It seems that some cultural differences are just too great to overcome. Bollywood films have huge audiences in India itself and among the Indian diaspora, but with the exception of pictures like “Slumdog Millionaire,” which use elements of the style to other purposes, they’ve proven incapable of crossing over to a larger western audience. This latest example is a particularly odd attempt to meld Bollywood with not only Hollywood but the telenovella, too. Shot by Anurag Basu in the American southwest, it mingles a florid cross-ethnic romance-with-music (though not Bollywood’s elaborate dance numbers) with a quasi-noir action-adventure, complete with car chases and lots of gunplay. The result is a bizarre mixture of east and west that will probably please neither of its two target audiences.
Plot-wise “Kites” is reminiscent of the 1990 Tony Scott-Kevin Costner bomb “Revenge,” though with plenty of added elements. Bollywood heartthrob Hrithik Roshan stars as J, a dance instructor and all-around hustler in Las Vegas who makes money on the side by “marrying” illegal immigrants so they can get green cards and stay in the country; his latest “wife” is the beautiful Natasha (Barbara Mori). But one of his students becomes fanatically interested in him—Gina (Kangana Ranaut), and she turns out to be the daughter of rich casino owner Bob (Kabir Bedi). When he finds out how flush Gina’s family is, he reconsiders his initial rebuff to the girl, and is soon embraced by Bob as a potential son-in-law, too.
Trouble enters J’s mercenary plans when Gina’s brutal brother Tony (Nick Brown) shows up with his fiancee—none other than Natasha, who’s marrying him for his money. Soon sparks are flying between the two gold-diggers, and they run off together, pursued by the maniacal Tony and his father’s goon squad (as well as incredibly pliant but thoroughly ineffectual police).
But this summary doesn’t do justice—if that’s the right word—to the complexity Basu (who also co-wrote the script) imposes on the picture. The story of the star-crossed lovers is told in a shuffle of flashbacks, starting with a sequence of a wounded J being discovered in the middle of the desert. It then shifts between the tale of how he got there and the narrative of his struggle to survive and get back to Natasha. In case you don’t get some important point, rest assured it will be repeated, often with a pop tune playing over a montage and sometimes in slow-motion. And to provide an action-oriented kick to things, Basu includes a whole series of elaborate chases (mostly with cars, but occasionally with trucks of various sizes, trains, motorcycles, and even hot-air balloons), and a succession of violent encounters, mostly pitting J against Tony but often involving others as well.

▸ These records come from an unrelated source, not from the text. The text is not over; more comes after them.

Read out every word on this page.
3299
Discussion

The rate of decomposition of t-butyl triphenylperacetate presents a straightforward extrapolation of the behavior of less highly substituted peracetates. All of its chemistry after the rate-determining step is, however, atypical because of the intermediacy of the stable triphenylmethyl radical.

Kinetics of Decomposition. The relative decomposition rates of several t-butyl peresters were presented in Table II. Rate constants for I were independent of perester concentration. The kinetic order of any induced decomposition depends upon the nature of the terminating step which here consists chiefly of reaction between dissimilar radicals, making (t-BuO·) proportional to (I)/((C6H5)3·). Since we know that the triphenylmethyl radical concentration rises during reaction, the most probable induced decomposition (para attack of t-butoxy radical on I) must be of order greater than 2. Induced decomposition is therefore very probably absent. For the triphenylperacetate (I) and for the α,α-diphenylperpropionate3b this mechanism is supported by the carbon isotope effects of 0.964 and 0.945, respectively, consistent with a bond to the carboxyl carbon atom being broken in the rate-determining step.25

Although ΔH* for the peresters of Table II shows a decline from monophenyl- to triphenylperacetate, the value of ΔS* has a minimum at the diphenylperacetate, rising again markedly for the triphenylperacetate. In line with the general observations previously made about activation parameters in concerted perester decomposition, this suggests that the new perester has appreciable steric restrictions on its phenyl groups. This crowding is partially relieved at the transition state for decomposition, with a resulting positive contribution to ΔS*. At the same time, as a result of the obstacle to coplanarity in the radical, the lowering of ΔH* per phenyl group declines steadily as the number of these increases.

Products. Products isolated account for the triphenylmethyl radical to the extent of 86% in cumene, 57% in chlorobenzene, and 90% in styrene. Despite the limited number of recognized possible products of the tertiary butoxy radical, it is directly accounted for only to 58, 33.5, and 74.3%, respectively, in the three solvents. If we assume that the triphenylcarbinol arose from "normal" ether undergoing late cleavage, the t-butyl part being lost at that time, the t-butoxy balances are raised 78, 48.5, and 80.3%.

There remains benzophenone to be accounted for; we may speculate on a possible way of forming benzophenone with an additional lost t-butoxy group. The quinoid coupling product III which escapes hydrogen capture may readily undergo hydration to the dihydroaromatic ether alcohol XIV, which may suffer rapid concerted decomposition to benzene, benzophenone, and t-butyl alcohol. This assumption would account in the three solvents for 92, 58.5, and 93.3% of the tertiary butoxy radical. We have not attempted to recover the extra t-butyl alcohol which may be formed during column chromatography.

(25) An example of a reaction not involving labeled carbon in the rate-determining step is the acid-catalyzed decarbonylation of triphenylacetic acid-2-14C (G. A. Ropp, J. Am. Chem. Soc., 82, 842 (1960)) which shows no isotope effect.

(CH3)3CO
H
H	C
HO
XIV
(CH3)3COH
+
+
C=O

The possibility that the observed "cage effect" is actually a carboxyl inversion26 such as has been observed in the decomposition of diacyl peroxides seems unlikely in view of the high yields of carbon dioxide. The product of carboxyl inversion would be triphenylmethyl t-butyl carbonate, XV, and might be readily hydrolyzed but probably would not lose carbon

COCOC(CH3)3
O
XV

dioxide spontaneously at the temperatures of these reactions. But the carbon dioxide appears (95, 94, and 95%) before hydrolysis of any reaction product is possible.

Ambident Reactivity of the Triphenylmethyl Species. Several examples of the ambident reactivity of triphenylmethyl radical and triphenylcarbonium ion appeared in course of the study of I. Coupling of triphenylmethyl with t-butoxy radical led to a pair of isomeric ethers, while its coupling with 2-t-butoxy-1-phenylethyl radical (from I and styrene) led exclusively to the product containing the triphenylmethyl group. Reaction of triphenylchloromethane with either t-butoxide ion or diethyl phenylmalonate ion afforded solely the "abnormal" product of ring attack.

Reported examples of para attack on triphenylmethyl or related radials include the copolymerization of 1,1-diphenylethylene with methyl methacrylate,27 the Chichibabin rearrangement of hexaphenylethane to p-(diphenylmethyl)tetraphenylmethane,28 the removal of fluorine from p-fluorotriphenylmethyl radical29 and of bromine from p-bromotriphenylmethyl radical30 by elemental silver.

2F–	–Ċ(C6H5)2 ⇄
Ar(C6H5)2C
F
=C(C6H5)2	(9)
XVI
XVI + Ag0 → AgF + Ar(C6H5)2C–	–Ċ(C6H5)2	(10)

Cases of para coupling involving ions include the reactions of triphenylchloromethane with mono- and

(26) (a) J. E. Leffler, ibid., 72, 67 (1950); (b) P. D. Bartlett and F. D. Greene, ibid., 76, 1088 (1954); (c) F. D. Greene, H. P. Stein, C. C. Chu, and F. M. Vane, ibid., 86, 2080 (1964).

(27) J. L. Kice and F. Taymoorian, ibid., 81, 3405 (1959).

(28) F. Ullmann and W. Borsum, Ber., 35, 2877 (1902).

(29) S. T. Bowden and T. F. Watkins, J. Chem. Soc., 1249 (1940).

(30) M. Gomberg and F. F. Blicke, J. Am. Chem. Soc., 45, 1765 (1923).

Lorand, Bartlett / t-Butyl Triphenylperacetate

And it’s all presented in visually extravagant and emotionally operatic style. That’s typical of the hyperbolic Bollywood approach, which in many respects mimics the attitude of silent movies from a century ago rather than contemporary western cinematic practice. Audiences not habituated to it are likely to find “Kites” a weird fusion of romantic excess, overwrought violence and crudely-staged action, all played to the rafters, filmed in garish colors and accompanied by a bombastic background score. (The “tragic” ending goes so completely off the rails that it’s positively risible.) The movie does, to be sure, showcase two photogenic stars in Roshan and Mori, but neither emerges very positively, not only because their physical attractiveness doesn’t entirely compensate for the greedy, grasping characters they’re playing, but because they overemote so strenuously. Still, the supporting cast go even further overboard, with the first prize for scenery-chewing undoubtedly going to Brown, who offers a combination of sleaziness and overripe menace that must be seen to be disbelieved.
The present review, incidentally, is based on the two-hour plus original version of the movie, with dialogue spoken in a melange of English, Spanish and Hindi. Next week “Kites” will be released wide in a shorter, and dubbed, “American” cut overseen by Brett Ratner. I haven’t seen it, but one doubts whether the transformation will attract much of a stateside audience. Even the best tailor would have trouble turning a kurta into a suit coat.